CHP’deki sorun başka. Başta parti içi demokrasi sorunu var. İlke ve çizgi sorunu var. Çarpık örgüt yapı sorunu var. İlçe kongreleri, çoğu bu sorun yumağı içinde genel seçim sarmalında yangından mal kaçırır anlayışı içinde yapılmıştır. Belirlenen il delegelerden parti içi sorunlarını tartışılması ve çözüm önerisi getirilmesini beklemek anlamsız olurdu diye düşünüyorum. CHP Muğla İl kongresinin sonucunu bilmek için medyum olmaya gerek yoktu. İl kongresinin sonucu delege yapısıyla önceden belliydi. Parti içi demokrasi mi? CHP, parti içi demokrasinin olmadığını kanıtlamak için, ne kadar daha delege belirlemesi yapsın? CHP’de Delege seçimi yok, delege belirleme var. Delegeler, seçilmece değil, seçmece yöntemle listelere yazılıyor. Yani, CHP’de örgütlenme tabandan tavana doğru değil, tavanın talimatları ve isteği doğrultusunda şekilleniyor.

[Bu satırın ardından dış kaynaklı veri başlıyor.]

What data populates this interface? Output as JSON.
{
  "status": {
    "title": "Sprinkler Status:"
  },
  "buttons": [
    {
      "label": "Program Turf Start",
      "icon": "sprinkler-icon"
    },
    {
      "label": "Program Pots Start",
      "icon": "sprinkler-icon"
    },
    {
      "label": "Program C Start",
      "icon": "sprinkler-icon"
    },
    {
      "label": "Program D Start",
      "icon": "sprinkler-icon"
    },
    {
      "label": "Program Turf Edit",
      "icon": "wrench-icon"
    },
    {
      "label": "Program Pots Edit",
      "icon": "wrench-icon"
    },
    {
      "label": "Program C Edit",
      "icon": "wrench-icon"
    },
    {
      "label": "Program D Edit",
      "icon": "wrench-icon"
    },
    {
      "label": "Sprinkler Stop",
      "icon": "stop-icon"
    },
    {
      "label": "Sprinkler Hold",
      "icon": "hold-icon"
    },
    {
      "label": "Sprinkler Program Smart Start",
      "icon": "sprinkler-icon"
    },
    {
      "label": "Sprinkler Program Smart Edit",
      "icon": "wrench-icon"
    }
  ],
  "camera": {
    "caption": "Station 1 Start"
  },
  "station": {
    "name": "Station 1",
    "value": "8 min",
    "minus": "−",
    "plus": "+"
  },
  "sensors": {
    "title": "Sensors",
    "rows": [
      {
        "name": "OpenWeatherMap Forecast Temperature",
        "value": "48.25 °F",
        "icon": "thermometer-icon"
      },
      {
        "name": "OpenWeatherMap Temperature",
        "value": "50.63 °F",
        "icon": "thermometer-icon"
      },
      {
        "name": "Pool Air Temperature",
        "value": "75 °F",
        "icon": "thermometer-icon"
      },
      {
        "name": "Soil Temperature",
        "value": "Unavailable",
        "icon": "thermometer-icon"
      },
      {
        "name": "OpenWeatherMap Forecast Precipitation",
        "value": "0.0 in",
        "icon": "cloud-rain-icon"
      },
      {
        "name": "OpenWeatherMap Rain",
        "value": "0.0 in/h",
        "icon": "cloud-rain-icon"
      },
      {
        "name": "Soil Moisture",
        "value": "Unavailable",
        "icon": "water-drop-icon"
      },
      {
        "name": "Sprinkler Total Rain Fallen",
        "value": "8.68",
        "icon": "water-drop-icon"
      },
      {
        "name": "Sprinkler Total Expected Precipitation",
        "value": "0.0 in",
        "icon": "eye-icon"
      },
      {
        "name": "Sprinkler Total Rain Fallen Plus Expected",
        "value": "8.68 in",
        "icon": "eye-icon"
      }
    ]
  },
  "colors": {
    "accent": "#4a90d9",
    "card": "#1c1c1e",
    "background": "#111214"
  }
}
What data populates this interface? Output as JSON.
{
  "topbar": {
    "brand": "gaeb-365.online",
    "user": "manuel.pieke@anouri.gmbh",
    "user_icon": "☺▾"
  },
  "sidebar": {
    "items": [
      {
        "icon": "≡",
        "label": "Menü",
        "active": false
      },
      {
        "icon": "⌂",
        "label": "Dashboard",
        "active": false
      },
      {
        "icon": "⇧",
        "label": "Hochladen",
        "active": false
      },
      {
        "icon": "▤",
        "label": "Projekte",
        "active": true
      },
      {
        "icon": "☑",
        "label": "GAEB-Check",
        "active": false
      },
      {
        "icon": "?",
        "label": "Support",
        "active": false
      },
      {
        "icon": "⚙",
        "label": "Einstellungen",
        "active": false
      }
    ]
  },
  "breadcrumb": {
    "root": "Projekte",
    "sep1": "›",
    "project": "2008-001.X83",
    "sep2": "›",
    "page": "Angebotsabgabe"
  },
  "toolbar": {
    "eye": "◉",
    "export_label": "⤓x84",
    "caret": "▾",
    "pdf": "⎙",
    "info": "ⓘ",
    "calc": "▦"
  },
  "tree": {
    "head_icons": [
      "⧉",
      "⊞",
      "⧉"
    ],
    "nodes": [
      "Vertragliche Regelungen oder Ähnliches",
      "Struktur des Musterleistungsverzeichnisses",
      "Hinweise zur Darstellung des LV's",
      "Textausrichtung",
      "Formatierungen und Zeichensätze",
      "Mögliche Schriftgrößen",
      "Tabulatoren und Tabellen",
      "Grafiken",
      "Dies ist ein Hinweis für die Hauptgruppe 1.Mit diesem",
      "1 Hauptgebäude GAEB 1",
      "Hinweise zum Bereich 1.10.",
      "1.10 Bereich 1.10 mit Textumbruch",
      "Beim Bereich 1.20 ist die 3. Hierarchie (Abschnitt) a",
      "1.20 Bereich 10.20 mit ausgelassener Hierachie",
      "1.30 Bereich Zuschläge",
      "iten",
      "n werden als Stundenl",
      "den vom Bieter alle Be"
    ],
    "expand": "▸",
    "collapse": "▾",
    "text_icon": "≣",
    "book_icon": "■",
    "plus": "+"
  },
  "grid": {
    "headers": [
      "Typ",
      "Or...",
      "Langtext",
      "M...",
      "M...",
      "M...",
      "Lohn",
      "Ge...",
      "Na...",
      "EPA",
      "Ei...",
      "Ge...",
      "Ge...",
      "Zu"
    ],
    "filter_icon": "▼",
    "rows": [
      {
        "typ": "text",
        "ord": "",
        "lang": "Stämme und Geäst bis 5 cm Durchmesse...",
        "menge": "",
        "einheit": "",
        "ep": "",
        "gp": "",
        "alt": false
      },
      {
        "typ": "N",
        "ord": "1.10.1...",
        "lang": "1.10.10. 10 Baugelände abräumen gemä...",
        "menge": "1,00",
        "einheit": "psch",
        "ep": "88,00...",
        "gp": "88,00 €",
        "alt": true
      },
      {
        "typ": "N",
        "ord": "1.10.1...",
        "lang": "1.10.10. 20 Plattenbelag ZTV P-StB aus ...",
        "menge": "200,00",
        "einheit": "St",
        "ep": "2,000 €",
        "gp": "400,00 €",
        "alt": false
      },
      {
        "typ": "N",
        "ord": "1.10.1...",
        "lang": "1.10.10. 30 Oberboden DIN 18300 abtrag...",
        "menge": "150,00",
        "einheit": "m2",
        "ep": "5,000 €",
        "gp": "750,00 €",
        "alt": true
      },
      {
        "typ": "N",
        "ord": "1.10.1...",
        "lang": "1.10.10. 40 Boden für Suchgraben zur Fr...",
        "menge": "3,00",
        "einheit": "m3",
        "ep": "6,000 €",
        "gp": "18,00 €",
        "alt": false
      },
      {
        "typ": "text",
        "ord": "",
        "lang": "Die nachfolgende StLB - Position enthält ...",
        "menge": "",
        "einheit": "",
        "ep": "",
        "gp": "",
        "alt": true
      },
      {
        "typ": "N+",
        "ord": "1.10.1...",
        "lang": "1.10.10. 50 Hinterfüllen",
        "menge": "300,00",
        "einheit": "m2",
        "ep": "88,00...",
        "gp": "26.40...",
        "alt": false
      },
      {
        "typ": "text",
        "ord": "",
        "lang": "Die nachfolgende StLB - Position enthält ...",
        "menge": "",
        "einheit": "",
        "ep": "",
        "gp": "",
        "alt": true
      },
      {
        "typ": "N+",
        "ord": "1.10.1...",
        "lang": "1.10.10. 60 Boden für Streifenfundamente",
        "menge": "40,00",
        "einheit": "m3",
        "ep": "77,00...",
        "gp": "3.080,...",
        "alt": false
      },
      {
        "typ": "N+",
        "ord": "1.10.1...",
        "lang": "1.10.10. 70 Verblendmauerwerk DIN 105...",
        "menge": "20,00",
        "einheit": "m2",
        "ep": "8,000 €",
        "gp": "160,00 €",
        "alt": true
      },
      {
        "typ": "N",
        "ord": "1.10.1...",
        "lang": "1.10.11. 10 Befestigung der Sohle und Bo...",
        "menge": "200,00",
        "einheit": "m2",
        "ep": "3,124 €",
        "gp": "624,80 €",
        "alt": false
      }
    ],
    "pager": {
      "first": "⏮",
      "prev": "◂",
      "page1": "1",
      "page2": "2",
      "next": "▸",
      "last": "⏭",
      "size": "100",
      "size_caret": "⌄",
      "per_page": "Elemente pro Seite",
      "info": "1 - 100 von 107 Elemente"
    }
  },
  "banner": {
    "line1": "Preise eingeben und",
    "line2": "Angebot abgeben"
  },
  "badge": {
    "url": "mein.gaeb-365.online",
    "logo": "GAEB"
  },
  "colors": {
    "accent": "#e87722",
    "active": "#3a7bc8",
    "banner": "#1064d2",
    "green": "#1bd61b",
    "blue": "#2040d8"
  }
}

CHP Genel Merkez adına katılan CHP Manisa Milletvekili CHP Grup Başkan vekili Özgür Özel divan başkanıydı. İl delegesi Dursun Kaplan söz aldı. Kaplan’ın gerek Genel Merkeze, gerekse yerel yönetimlere yönelik eleştirisi üzerine Divan Başkanı Özgür Özel sinirden köpürdü. Kaplan’a uyarıda bulundu.

Özel; “Burası parti içi sorunlarının konuşulacağı yer değil. Bu sorunlar il danışma kurul toplantılarını basına kapalı bölümünde tartışılır.” dedi. valacyclovir online treatment with Viagra

Bu sözler “aba altında sopa” gösteren sözler. Ne yani? Partiye yönelik eleştirileri, kahve köşelerinde mi yapsın partili? Partiliye, sonuçları olumsuz etkiler diye seçim sürecinde eleştiri yasağı getiriliyor. Partili Kongrelerde “basın var” gerekçesi öne sürülerek susturuluyor. Danışma kurullarında söz hakkı verilmiyor. Sonra da parti içi demokrasiden söz ediliyor.

CHP Muğla İl kongresini bu noktadan değerlendirelim;

“Özgür değildi. Özeldi.”

Öyle anlaşılıyor ki; Genel Merkez ve milletvekilleri, kongrelerin sadece başkanların, yönetim kurulu üyeleri ve diğer kurul üyelerinin seçiminden ibaret olduğunu sanıyorlar. Oysa; Kongreler, sadece seçimlerden ibaret değildir. Kongreler, sorunların tartışıldığı çözüm noktalarının arandığı toplantılardır. Peki, her parti de böyle olmalı mıdır? En azından Diflucan cheap “merkez solu temsil ediyorum” diyen partilerde böyle olmalıdır. Aksi halde, demokrasi, hukuk ve barış mücadelelerini inandırmakta güçlük çekerler.

Dilerim, Kurultay, partinin tüm kanatlarını içine alan toplantı, Parti sorunlarının tespit edildiği ve çözüm noktalarına ulaşıldığı bir kurultay olur.

Biz de diliyoruz işte…

Yorumlar

Henüz yorum yapılmamış. İlk yorumu yukarıdaki form aracılığıyla siz yapabilirsiniz.